Two-thirds of UK Opinion Formers (66%) believe that the alleged gas attack did occur and that it was ordered by President Bashar al-Assad. However, 6% believe that while gas was used by Syrian government forces, they did so independently of President Assad. A further 4% believe that one of Syria’s allies was responsible, while 3% believe some sort of conspiracy may have occurred, either the gas having been deployed by the rebel forces in Douma themselves (2%) or that the West carried out the attack (1%). While a further 3% do not believe any chemical attack occurred, a sizeable minority of 16% just don’t know what narrative to believe.
Days after the alleged attack and a heated debate at the UN, the US, UK and France launched a series of air strikes against sites identified as the Syrian regime’s chemical weapons facilities. In retrospect, 56% of Opinion Formers support the strikes, compared to 33% who oppose military action.
With regard to the actual legality of the strikes, fewer than half (48%) believe they were legal under international law, codified in the UN Charter. Conversely, a quarter (26%) believe the strikes were illegal.
Despite the legal wrangling, seven-in-ten (70%) are sure that further air strikes will take place, but that they’ll be more symbolic rather than degrading the regime. Over half (52%) think that any further air strikes will bring the US and Russia into direct warfare and possible escalation outside Syria’s borders.
On the other hand however, while the strikes might not have caused Assad’s regime any real damage it did show the West’s willingness to call Russia’s bluff after heated rhetoric at the UN. According to Opinion Formers, this could force Russia to ‘pacify’ Assad in order to avoid any further escalation (58%). And yet, just under half feel the air strikes won’t deter chemical weapons use in Syria, with 48% believing they’ll be used again.

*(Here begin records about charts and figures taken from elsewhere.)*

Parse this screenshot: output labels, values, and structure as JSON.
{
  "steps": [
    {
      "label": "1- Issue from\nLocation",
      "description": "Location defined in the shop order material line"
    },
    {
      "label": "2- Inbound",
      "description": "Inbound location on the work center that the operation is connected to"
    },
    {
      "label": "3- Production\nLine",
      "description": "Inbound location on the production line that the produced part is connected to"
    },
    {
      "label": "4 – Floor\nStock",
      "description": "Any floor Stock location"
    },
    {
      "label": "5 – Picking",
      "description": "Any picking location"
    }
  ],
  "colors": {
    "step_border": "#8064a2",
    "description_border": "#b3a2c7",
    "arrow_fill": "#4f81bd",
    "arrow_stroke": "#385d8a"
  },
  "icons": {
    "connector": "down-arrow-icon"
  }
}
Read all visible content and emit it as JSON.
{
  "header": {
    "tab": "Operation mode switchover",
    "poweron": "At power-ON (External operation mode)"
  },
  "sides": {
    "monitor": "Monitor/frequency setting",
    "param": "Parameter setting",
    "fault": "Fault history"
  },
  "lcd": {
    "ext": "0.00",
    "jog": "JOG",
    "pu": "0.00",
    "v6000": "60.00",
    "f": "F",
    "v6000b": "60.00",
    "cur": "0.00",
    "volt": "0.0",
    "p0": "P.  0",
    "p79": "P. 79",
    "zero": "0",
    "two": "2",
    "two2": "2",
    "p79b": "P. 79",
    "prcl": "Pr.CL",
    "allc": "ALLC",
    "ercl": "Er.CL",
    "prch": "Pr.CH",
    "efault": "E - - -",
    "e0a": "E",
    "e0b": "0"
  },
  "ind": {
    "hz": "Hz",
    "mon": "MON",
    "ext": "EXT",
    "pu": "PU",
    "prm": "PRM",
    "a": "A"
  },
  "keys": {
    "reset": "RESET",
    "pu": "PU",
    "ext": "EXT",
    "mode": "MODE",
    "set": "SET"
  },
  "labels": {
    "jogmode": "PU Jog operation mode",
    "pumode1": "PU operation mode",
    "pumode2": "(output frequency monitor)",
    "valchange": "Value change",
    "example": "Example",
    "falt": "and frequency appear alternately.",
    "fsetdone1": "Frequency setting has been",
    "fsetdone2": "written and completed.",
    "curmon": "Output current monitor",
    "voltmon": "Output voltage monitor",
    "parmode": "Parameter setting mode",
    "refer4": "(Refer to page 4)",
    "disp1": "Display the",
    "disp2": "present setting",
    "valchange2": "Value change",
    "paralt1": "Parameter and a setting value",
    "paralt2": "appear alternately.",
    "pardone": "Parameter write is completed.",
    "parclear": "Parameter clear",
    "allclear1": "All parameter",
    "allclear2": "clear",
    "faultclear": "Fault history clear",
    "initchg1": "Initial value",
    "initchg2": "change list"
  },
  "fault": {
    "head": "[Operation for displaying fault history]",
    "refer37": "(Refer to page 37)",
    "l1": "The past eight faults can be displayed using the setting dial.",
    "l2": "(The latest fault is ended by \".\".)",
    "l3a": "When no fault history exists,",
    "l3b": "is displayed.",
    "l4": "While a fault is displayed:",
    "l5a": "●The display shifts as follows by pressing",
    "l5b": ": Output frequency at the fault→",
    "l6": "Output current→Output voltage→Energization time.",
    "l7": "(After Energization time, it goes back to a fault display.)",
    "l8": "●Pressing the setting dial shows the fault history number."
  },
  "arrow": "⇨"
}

Indeed, air strikes seem at best a punitive option that are unlikely to make any difference to what is looking increasingly like an Assad victory in the Syrian Civil War. Over half (54%) believe the regime will emerge victorious over the rebel groups, and, perhaps in a bitter-sweet twist, 69% are hopeful that a political solution involving the West, Russia and Assad’s regime can still be reached.
YouGov completed online interviews with 734 opinion formers from its UK Opinion Formers Panel. Opinion Formers are leaders in their field from business, media, politics, NGOs, academia and beyond. Fieldwork was undertaken between 20th April and 3rd May 2018. The figures have not been weighted.